PG has a native feature for this: row level security (hereinafter RLS). You can Google for blog posts about this use case. Here's one by a colleague of mine, Franck:


It uses the multi-tenant use case rather than my "managers-and-salaries" one. But the principles are what matter. Never mind the detail. The critical table(s) are striped with "tenant_id". And this is passed from the application tier to the PG tier with:

set rls.tenant_id=42;

Using the "hard shell" paradigm, "rls.tenant_id" could be a formal argument to an API subprogram. And its within-database representation could be a one column, one row temporary table with "on commit delete rows".

Franck's PG RLS  policies are created like this:

create policy... on ... for... using(tenant_id=current_setting('rls.tenant_id')::int);

The argument of "using()" is just an arbitrary SQL _expression_ that evaluates to a boolean.


So in the "managers-and-salaries" use case, it could be "employee_id in (<a suitable query that uses a recursive CTE>)".

I'm afraid that I don't know what you mean by « classify as "database roles by another name" or "just data" ». For me, the RLS scheme is simply the native PG feature that you use to get the result that you want.
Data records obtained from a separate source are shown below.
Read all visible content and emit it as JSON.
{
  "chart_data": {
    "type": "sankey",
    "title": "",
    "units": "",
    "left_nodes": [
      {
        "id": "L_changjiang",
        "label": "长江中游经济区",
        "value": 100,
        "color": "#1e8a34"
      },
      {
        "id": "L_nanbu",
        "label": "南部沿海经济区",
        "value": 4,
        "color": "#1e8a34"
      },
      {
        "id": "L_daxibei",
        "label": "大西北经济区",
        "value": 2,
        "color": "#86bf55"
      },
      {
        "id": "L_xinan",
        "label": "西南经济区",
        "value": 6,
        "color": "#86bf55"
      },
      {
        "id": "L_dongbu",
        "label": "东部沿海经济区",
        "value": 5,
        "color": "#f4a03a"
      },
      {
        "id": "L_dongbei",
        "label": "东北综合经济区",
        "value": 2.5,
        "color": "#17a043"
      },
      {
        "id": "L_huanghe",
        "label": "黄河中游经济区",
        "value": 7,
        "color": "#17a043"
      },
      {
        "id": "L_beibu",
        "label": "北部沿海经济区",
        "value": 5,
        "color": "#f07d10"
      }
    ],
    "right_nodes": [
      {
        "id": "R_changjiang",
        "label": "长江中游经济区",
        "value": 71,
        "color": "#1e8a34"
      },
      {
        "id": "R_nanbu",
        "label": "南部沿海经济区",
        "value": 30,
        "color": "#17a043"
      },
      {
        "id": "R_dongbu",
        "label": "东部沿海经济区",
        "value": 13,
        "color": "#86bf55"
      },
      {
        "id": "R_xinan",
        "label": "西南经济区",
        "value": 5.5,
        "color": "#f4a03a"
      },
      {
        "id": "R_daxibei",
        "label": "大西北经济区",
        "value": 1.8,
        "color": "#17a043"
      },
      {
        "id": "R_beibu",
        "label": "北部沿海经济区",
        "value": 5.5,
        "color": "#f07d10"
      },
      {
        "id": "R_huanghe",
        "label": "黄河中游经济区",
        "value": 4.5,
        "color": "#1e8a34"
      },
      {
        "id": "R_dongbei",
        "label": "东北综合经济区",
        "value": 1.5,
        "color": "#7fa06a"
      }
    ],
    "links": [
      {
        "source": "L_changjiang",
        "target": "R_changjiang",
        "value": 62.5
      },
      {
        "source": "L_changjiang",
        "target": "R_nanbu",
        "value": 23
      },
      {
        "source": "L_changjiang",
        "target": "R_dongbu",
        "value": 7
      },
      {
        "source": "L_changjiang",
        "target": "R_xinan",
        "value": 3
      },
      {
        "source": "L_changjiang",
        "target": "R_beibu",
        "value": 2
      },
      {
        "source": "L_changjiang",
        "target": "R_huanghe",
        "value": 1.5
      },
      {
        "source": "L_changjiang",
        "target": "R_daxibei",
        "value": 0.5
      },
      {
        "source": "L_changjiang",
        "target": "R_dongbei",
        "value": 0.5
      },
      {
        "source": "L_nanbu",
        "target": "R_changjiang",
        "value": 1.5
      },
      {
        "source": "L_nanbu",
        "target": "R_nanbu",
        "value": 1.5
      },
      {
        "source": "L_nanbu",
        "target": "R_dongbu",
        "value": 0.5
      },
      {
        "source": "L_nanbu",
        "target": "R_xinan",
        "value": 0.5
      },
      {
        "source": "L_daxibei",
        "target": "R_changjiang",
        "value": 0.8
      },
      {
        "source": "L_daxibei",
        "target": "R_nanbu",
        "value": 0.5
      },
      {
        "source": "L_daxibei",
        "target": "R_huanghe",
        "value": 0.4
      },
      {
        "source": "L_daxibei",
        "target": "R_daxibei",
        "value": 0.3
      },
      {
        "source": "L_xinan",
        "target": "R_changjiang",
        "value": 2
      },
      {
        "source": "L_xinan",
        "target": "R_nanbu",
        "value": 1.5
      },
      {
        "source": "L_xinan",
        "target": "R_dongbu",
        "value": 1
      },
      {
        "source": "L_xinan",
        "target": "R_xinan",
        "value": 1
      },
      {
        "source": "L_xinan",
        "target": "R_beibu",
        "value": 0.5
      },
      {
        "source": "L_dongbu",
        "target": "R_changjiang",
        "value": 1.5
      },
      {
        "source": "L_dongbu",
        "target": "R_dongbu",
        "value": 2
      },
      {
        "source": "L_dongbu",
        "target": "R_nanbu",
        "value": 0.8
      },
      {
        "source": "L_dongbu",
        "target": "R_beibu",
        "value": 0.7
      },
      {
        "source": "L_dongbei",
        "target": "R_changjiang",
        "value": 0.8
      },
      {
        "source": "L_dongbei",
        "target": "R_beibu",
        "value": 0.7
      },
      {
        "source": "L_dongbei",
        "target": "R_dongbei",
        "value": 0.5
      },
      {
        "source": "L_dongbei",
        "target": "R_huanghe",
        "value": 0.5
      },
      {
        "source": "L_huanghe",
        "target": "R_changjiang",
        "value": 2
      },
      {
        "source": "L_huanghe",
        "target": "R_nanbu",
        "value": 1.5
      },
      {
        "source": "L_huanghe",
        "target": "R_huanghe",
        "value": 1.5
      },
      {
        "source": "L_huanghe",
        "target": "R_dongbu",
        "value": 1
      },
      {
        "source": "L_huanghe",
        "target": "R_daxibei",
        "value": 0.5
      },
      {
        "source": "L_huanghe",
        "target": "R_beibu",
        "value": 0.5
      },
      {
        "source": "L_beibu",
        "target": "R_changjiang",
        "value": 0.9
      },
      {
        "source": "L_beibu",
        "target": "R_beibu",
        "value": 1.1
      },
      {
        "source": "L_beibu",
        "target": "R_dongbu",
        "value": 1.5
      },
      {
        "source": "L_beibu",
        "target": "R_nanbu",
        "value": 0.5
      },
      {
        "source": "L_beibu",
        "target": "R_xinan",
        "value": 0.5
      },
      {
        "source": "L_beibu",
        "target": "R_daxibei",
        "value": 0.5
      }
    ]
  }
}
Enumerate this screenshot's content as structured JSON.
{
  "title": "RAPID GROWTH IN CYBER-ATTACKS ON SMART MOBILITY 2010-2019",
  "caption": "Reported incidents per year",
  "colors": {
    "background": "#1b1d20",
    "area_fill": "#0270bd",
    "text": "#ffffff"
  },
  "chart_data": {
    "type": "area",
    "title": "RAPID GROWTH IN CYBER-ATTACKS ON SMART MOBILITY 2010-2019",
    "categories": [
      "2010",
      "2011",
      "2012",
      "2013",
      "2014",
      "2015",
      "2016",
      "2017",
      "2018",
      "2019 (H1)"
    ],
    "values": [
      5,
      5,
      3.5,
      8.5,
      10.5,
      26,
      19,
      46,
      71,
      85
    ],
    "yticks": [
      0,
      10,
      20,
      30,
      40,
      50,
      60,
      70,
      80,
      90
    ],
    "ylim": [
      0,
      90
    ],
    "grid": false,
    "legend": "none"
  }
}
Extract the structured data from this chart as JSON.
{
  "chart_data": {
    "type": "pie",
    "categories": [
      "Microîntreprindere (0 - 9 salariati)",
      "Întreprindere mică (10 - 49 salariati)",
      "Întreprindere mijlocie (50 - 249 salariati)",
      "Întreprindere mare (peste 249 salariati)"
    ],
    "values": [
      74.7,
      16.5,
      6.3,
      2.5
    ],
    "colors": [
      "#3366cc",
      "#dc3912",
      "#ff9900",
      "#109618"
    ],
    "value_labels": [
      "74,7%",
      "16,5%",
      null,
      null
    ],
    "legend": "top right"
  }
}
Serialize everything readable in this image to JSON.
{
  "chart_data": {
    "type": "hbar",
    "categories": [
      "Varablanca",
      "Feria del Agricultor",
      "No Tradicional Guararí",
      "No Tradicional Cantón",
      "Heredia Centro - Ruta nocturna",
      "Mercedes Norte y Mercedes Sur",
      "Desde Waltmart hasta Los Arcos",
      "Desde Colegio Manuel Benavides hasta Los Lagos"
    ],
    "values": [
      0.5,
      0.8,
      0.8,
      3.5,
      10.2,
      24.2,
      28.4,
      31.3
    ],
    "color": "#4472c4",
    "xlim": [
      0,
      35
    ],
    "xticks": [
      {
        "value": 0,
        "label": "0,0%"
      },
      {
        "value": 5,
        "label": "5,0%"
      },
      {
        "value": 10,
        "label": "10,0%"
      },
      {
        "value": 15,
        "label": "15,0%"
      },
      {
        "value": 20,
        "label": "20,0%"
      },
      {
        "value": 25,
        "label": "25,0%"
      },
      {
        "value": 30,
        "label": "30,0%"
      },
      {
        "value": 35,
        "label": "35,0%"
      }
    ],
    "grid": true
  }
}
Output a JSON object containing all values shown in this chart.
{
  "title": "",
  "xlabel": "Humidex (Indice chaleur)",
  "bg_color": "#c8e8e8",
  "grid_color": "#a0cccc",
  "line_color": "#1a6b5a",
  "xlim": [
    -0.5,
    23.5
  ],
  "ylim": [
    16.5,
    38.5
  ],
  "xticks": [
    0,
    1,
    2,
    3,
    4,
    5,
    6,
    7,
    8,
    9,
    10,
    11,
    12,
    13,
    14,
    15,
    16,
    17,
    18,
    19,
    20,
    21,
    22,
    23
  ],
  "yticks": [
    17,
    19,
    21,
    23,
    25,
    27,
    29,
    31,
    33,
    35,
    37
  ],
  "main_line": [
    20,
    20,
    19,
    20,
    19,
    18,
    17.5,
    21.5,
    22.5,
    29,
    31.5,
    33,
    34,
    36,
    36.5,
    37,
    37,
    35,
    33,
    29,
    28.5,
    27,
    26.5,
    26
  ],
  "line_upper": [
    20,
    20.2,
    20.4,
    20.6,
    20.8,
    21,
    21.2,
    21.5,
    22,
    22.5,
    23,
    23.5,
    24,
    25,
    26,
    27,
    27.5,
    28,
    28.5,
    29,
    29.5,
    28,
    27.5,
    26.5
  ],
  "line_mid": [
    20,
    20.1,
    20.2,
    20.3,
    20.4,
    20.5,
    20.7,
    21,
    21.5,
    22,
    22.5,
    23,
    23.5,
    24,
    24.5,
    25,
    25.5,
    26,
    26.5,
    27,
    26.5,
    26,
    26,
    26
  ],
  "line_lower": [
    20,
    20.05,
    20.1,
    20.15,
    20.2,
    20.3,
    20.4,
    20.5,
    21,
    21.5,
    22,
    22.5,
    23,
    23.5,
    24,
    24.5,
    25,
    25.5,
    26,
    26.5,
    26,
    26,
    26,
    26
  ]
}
But the context of these examples is very definitely a connection pooling regime that uses the single role "client" on behalf of (very) many different human users.

Finally, in case your question sought an account of some real-world scheme in this general use case space, a bit of Googling for  « Salesforce multi-tenancy » got me this:

Platform Multitenant Architecture

It's public knowledge that they use Oracle Database (or at least did—I haven't thought about them recently). But the general principles have their equivalents in PG too.

Salesforce engineers have also talked at Oracle User group conferences about how they use PL/SQL. Their main multi-tenant implementation (at least at the time of these talks) followed the "hard shell" paradigm.